Nos Estados Unidos da América, onde é mais ampla e irrestrita, são lícitas opiniões e discursos agressivos, cortantes, deploráveis, indecorosos, vergonhosos, de mau gosto, ofensivos, provocadores, violentos, não moralistas, racistas, antirreligiosos, antissemitas, chauvinistas, xenófobos, negacionistas do holocausto, não sendo as exceções determinadas pelo teor das expressões proferidas, mas sim se houver um risco inequívoco de algo grave ou muito grave, se se souber da falsidade dos dizeres ou textos, só sendo ilegal o incitamento à prática de crimes se existir um risco manifesto de ocorrerem e na sequência do que se expressou.
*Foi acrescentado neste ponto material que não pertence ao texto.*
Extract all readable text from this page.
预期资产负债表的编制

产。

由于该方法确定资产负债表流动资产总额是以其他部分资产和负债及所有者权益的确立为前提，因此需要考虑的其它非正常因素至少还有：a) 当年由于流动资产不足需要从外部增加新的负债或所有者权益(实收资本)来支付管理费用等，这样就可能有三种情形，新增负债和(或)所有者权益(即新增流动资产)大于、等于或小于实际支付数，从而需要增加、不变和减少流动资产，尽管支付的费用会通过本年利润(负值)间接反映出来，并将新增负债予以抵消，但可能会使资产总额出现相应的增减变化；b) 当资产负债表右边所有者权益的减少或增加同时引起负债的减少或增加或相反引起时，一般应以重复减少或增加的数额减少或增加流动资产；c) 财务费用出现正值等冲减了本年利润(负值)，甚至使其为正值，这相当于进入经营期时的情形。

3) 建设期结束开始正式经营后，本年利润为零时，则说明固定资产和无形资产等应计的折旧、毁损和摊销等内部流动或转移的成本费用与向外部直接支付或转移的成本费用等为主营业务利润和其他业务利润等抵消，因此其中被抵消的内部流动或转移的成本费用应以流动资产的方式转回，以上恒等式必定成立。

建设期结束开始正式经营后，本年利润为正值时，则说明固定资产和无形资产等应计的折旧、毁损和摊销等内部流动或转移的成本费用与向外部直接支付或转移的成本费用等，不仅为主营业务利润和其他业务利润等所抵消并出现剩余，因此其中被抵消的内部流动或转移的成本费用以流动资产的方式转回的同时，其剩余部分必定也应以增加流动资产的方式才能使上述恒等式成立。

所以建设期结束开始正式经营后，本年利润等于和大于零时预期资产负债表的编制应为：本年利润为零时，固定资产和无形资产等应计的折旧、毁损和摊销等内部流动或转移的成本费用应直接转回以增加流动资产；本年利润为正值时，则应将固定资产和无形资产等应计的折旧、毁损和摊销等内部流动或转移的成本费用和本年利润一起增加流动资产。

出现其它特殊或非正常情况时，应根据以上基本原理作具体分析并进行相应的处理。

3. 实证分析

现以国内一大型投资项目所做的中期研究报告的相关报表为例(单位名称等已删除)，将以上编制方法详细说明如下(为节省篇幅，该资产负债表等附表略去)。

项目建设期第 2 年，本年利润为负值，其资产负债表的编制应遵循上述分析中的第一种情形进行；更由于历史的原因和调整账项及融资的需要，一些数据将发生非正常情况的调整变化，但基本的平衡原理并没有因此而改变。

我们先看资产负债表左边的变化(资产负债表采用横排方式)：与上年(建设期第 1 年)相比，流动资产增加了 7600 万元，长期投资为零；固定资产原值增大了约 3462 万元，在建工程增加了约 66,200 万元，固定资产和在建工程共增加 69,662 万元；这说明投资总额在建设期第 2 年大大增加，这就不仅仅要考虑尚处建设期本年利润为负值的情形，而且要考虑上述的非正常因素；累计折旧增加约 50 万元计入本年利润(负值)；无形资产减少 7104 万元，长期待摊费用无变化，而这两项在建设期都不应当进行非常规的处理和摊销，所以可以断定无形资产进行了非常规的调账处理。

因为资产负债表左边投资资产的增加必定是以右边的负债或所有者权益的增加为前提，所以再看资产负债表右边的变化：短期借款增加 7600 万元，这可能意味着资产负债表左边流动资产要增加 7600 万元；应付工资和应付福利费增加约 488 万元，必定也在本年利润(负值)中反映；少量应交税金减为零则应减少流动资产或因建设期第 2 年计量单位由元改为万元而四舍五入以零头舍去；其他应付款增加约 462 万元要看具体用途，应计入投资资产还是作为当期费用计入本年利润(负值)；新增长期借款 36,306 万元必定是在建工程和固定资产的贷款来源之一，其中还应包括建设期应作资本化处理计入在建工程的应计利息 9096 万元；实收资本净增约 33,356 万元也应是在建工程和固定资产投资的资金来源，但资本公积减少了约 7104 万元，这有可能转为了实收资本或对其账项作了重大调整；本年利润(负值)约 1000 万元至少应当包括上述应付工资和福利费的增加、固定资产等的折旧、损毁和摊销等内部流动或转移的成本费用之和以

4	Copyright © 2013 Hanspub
Esta liberdade de expressão permite encontrar um vencedor, um vencido, não haver vencedores nem vencidos, ficarem uns mais convencidos que outros, escrutinando-se, criticando-se, ouvindo-se via contraditório, mesmo que gritando, fazendo demagogia, substituindo insultos verbais primitivos e uma violência física tribal por uma compensação que é sublimada por uma liberdade que quer normalizar o tido por saudável a nível da expressão, do pensamento, da criatividade e da informação.
Em paralelo com as grandes manifestações desportivas, ao permitirem encontrar um vencedor e um perdedor sem agressões físicas, derramamento de sangue ou mortes, aceitando certas condutas de grupo em estádios como uma fuga ou compensação para antiquados atos de violência tribal sublimados por gritaria, berraria, ruído e insultos verbais emergentes da multidão e por ela atenuados e abafados.
Soma-se à verdade de um argumento tido por antropológico e sociológico, a de um tido como evolutivo e civilizacional, em dois exemplos de focos de resistência à normalização que com o seu escapismo consentido e legal acabam por normalizar o que ab initio nem sempre se presume ou se tem como adquirido.